In Biodiversity, a glass fish includes a few group of Asian fishes that show crystal transparent bodies to hide from predators. Specially when young. They are vertebrates that evolved transparent muscles. Two gens are kept in aquariums: Parambassis ranga and several ghost catfish from gen Kriptopterus.
We can assume that the programmer likes aquariums. The word Yakarta is not random, as is related with the catfishes distribution.
Jakarta was chosen by the Eclipse Foundation because it is the largest city on the island of Java, and Oracle is virulently litigious around the Java trademark.
In a way, yes, GlassFish is a Java framework. Although also much more.

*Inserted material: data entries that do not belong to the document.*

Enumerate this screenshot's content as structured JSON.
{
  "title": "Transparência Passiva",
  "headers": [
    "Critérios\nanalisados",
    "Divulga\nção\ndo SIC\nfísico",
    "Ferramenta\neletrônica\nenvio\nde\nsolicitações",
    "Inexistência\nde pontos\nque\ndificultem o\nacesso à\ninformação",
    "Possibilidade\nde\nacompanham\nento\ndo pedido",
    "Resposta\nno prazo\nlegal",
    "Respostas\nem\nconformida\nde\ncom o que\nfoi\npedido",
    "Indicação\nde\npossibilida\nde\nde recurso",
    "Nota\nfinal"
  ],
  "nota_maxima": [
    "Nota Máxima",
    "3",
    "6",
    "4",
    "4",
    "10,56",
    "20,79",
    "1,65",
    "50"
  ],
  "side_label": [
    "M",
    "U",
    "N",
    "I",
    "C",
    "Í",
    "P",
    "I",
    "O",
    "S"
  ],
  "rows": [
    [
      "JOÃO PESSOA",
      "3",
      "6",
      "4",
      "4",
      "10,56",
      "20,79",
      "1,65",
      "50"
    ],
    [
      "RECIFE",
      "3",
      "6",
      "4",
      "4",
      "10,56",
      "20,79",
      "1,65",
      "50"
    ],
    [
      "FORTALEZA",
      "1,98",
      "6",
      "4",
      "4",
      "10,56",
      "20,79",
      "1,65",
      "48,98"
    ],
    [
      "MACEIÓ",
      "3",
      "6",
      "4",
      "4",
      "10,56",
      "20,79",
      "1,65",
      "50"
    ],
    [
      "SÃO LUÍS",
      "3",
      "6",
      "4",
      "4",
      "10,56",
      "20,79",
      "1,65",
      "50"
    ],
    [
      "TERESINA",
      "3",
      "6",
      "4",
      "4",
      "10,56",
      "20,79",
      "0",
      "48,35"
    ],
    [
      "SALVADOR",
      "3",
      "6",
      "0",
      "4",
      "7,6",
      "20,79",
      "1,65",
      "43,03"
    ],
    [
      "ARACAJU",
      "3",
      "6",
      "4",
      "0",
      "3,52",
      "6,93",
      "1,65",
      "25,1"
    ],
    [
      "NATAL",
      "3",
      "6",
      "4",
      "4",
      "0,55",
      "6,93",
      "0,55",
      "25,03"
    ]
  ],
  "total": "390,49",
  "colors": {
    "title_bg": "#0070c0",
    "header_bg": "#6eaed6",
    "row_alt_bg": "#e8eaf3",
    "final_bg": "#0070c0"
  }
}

It allows running and manage applications on a server, which provides resources to the applications. And it also allows building standalone Java applications, with the server embedded in it, in a way that you would expect from a framework.

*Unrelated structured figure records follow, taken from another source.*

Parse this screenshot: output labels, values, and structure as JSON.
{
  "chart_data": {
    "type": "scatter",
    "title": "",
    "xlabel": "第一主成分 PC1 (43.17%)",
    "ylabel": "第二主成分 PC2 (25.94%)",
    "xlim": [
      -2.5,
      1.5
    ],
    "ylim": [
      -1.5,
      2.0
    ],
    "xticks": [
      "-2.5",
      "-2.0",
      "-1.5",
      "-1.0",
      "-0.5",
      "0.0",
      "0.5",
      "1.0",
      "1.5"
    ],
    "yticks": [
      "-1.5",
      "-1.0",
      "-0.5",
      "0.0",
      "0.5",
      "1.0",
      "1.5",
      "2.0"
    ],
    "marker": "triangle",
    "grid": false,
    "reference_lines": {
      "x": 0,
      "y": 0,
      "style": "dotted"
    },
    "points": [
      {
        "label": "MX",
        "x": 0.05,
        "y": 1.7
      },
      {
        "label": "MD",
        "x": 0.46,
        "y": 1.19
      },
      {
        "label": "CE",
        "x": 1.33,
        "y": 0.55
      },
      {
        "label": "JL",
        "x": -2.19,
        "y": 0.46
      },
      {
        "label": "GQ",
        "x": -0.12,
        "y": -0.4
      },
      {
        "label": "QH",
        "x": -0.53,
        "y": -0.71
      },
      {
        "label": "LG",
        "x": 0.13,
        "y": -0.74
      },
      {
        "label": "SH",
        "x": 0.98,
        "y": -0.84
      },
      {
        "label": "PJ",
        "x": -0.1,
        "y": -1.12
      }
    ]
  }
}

On top of that, it provides standard Jakarta EE APIs, so your applications don't need GlassFish, you can run them on other servers too. Or you can easily migrte from other servers and frameworks to GlassFish if you like it more. And you can learn Jakarta EE APIs even before you will use GlassFish, or hire somebody who already knows it even though they never used GlassFish.

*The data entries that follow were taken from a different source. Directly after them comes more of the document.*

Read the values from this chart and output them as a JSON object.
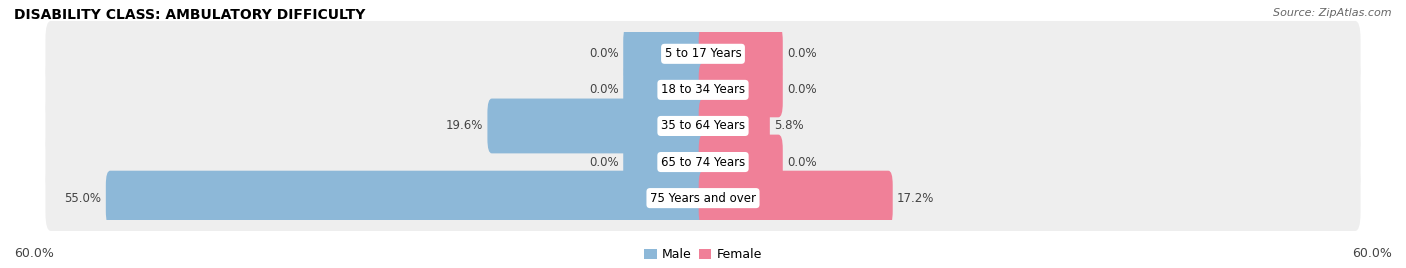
{
  "title": "DISABILITY CLASS: AMBULATORY DIFFICULTY",
  "source": "Source: ZipAtlas.com",
  "categories": [
    "5 to 17 Years",
    "18 to 34 Years",
    "35 to 64 Years",
    "65 to 74 Years",
    "75 Years and over"
  ],
  "male_values": [
    0.0,
    0.0,
    19.6,
    0.0,
    55.0
  ],
  "female_values": [
    0.0,
    0.0,
    5.8,
    0.0,
    17.2
  ],
  "max_val": 60.0,
  "stub_val": 7.0,
  "male_color": "#8db8d8",
  "female_color": "#f08098",
  "row_bg_color": "#eeeeee",
  "label_color": "#444444",
  "title_fontsize": 10,
  "axis_label_fontsize": 9,
  "bar_label_fontsize": 8.5,
  "category_fontsize": 8.5,
  "legend_fontsize": 9,
  "source_fontsize": 8
}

I thought that was Tomcat or was Tomcat just the servlet reference implementation, i can't remember. App servers like Glassfish were what operations people used before the concept of "devops". Developers wrote the code and admins/ops deployed the code on app servers like Glassfish. Devops was supposed to put developers in charge of the whole stack but every enterprise i've seen have a dedicated devops team that manages AWS/Azure/GCP and separate developer teams who write the code. So it's pretty much the same it's always been ironically.
> I thought that was Tomcat or was Tomcat just the servlet reference implementation
Tomcat itself has never been an official reference implementation of anything.
Tomcat implements various Jakarta EE APIs, most centrallly Servlet indeed, but also JSP (Jakarta Pages) and JSTL (Jakarta Tags), WebSockets and Jakarta Authentication.
The initial Tomcat was donated to Apache, then used back in GlassFish. GlassFish WAS the reference implementation of Servlet (among others), so indirectly Tomcat kinda was the reference implementation indeed. But just a fork of its code via GlassFish.
Nope. From the glassfish.org web page: "Eclipse GlassFish is a lightweight yet powerful open-source application server that fully implements the Jakarta EE platform."
It solves some of the same problems you might reach for Kubernetes or OpenShift for, your application gets access to external resources in structured ways and you get to look at dashboards.
GlassFish is an example of such an application server. WildFly is more common, and is the artist formerly known as JBoss. If you have some knowledge in the enterprise Java ecosystem you can quickly and easily (or maybe not, it depends) deploy your creations into these.